As a first measure I would like to ask you to set "winbind enum users" and "winbind enum groups" to no. For a pure squid proxy helper I don't really see why you would need that. Then, can you please somehow install debugging symbols so that we get the line number of the crash? And, using it for a proxy you might have more than one proxy and you might be able to run one of them with severely degraded performance, namely under valgrind --tool=memcheck. This would help tremendously finding that crash. Alternatively, having a debug level 10 log leading to that crash would also greatly help, although this also degrades performance significantly. Thanks, Volker
Firstly, I have switched off user/group enumeration. Not sure if this is related to the crash, however. After about 60 seconds of normal operation, the winbindd daemon starts chewing 100% CPU. I started winbindd with -d 10 debugging enabled see the attached log files for details. Dan...
Created attachment 4169 [details] winbind debug logs winbind debug logs
Hmmm. What I would need is the logfile *before* a crash, not after. And, how many ntlm_auth processes do you have beating winbind?
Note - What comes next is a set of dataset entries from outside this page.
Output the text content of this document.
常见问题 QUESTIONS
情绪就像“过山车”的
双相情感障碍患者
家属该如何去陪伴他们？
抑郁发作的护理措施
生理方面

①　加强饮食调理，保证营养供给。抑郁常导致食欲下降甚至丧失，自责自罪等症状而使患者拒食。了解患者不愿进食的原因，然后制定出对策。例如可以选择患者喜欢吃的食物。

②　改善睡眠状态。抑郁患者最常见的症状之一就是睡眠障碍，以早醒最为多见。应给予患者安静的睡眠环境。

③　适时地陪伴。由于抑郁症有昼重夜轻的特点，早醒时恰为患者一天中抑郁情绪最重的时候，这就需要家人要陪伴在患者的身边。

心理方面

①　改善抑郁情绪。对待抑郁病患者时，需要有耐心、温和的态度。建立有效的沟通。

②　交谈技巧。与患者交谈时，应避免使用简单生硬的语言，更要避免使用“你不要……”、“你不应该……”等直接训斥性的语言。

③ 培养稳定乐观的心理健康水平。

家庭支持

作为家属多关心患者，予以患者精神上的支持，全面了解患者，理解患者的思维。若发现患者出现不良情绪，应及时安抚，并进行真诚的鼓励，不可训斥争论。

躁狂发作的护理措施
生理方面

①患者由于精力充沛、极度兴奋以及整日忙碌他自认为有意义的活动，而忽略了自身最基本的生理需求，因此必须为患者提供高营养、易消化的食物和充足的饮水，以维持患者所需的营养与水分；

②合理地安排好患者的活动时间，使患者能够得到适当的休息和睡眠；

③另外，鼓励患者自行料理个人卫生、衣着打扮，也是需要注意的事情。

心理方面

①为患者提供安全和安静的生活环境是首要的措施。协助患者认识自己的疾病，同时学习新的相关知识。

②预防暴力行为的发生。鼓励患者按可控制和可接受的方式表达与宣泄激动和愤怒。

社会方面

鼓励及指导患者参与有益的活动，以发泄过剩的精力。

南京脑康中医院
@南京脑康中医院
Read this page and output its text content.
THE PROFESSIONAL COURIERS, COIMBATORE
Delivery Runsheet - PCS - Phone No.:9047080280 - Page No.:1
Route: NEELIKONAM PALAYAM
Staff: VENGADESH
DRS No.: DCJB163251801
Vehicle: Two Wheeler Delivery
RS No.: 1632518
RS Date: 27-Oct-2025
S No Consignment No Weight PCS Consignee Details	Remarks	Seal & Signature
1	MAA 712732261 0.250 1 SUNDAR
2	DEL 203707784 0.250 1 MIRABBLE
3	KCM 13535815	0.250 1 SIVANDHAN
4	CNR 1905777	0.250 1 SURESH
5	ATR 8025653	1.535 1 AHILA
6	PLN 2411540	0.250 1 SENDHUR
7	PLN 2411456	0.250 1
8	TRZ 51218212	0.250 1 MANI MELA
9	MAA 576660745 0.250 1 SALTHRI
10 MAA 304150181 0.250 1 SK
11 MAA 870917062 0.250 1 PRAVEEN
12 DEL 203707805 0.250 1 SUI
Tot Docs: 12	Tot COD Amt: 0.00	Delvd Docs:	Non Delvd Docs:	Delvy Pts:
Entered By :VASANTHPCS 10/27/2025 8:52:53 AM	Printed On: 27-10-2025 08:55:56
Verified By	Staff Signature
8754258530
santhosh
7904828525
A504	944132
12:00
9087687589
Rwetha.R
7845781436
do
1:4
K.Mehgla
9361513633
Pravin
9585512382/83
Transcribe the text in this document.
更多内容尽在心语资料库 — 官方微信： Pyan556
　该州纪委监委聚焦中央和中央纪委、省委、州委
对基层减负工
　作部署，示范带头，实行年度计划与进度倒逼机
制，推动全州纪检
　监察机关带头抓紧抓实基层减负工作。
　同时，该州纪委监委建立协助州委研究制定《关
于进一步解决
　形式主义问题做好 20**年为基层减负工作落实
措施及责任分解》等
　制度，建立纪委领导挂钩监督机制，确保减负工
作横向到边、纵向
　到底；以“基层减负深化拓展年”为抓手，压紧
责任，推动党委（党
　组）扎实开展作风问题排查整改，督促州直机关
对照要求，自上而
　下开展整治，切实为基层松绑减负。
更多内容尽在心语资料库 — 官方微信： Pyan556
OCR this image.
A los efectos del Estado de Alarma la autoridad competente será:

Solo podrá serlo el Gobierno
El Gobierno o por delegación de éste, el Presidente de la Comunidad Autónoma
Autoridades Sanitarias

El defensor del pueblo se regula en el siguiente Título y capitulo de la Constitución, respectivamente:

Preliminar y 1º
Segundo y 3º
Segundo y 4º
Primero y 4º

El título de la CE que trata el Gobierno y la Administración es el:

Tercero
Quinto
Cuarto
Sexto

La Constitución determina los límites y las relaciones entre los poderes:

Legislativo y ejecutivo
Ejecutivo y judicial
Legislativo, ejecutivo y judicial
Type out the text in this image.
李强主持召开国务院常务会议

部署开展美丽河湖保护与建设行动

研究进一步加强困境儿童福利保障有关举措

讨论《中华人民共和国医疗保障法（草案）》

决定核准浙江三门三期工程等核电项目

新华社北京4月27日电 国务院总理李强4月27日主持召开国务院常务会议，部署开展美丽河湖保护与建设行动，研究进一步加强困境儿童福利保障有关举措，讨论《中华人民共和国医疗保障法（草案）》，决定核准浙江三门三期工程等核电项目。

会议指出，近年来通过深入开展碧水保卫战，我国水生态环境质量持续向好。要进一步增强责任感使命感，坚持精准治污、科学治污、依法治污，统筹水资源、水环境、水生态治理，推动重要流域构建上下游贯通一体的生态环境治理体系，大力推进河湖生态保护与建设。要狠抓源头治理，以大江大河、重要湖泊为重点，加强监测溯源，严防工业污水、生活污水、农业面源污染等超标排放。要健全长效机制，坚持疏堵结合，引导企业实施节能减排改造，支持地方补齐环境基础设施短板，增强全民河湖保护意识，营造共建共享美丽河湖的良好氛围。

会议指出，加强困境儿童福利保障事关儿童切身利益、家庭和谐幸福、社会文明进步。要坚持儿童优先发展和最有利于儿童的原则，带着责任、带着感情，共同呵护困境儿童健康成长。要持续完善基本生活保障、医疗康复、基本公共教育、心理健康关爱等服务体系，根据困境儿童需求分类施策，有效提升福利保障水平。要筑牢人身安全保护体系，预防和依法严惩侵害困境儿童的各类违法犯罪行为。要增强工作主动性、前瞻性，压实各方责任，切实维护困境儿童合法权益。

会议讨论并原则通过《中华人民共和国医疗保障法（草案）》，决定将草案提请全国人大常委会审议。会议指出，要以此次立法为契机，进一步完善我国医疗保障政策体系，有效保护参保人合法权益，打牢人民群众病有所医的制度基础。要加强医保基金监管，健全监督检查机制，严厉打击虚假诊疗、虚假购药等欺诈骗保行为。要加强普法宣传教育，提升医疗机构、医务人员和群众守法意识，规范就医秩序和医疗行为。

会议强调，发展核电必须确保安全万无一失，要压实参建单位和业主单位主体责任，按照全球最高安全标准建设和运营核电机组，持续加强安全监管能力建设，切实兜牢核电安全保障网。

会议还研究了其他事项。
Is there a way to reduce that number to something way below 200? There's no point in having so many ntlm_auth processes waiting, it must all go through a single winbind child process anyway. Volker
Those debug logs show what happens before and after the winbindd process starts chewing 100% CPU, not related to the crash as such, which I have not managed to re-create yet. I was just curious if you could spot anything in them that would indicate why winbindd started chewing 100% CPU. Also, I only have 50 ntlm_auth processes running, so why it's showing 200+ client connections I have no idea, this tells me there's something strange going on.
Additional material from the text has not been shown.